Peter practically lives on Social Media. It's so convenient to stay connected with friends and family, and he loves that he can easily access other websites by connecting to his social media account with the click of a button.
In his free time, Peter enjoys the quizzes and community building activities that circle the platform. Just this week, he joined in to wish this year's graduating seniors well by posting his own graduation picture with #CongratsGrads. And the week before, he discovered that his Hogwarts house was Gryffindor, along with 7 of his other friends who took the quiz.
Now, he's been tagged to do an "about me" challenge, to see if his friend's really know his favorite color, mother's maiden name, or his first car. But, when trying to sign in, he realized he's been blocked out.

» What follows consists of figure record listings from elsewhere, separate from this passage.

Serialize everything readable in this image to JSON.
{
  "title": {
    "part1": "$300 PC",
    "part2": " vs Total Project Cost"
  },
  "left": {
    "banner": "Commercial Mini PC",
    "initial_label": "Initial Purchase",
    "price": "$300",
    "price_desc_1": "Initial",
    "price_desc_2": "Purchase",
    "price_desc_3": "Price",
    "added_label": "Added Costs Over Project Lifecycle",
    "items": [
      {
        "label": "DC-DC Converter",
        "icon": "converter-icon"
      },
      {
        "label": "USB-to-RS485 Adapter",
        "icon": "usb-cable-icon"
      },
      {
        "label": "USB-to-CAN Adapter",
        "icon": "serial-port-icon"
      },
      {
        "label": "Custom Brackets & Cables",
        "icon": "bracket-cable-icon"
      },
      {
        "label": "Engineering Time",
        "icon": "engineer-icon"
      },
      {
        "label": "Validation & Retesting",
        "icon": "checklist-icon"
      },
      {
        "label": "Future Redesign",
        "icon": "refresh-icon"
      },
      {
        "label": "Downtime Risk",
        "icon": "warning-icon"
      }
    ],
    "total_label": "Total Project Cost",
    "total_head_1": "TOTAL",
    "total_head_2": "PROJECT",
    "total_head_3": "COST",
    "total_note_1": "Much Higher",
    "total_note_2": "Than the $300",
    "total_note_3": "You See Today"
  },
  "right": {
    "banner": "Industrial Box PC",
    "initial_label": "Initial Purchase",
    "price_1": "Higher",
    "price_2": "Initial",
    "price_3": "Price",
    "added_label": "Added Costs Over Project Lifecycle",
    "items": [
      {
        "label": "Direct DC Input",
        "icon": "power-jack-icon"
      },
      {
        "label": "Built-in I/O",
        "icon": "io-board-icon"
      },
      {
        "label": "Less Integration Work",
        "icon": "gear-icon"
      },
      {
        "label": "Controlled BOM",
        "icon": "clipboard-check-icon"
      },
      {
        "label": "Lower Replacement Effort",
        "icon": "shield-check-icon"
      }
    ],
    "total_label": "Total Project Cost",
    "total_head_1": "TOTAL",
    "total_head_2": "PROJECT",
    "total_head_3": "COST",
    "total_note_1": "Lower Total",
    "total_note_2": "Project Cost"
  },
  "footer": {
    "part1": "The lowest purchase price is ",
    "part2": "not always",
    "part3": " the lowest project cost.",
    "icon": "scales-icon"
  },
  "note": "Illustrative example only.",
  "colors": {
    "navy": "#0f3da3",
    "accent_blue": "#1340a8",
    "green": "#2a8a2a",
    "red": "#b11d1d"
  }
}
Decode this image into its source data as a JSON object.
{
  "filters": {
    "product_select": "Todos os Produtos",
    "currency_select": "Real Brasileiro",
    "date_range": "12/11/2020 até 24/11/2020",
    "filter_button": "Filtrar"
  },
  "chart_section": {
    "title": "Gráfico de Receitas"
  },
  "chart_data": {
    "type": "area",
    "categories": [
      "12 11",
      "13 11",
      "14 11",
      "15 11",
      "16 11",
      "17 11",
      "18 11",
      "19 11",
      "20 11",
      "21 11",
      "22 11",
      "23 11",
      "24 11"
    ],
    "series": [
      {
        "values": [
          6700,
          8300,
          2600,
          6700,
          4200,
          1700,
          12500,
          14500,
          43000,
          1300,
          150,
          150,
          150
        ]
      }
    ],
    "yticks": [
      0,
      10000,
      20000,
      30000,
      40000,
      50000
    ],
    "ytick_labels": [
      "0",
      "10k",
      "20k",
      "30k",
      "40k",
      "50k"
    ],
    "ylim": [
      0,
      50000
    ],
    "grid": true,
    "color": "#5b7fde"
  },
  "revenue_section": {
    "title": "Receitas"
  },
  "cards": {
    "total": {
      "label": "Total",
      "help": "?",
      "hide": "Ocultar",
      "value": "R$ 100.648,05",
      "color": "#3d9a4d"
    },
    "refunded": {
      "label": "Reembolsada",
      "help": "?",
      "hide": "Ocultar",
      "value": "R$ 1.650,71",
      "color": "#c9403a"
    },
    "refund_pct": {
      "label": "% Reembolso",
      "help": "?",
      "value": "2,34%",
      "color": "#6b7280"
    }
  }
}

He also can't access several other accounts, including his social media, bank, and even work accounts. He's been hacked!
It's hard to pinpoint what activity led to the breach, but since Peter never took the time to adjust his privacy settings, nor come up with a unique password, anyone, including hackers, were free to lurk around his personal information and easily brute force their way into his account.
Did you spot the red flags?
- Peter never adjusted his privacy settings, allowing for hackers to view his personal information. His graduation post, for example, was not only easily searchable through the hashtag, but also included his picture with his school and year of graduation, which is often used as a credential.
- Peter had a weak password. He then, used his social media credentials for a quick sign-in to third-party sites. This is often a recipe for disaster.
- Oversharing tends to coincide with social media quizzes and challenges. Peter should have further considered the information he was disclosing before hitting "post."
What you should know about this scam
Though not all social quizzes are maliciously gathering your personal information, it is smart to read a quiz’s terms of service before playing so that you're aware of the type of information the company is collecting, and how it will be used.
It's also good to consider the kinds of questions a quiz is asking. Even simple ones like: where were you born, where did you go on your first flight, or who's your childhood best friend, are the exact same questions asked when setting up your accounts' security questions.
Only 44% of Americans utilize/take advantage of privacy settings on accounts. At a minimum, best practice is to hide these key pieces of PII from public view on your social media accounts: your phone number, birth date, email address, and location.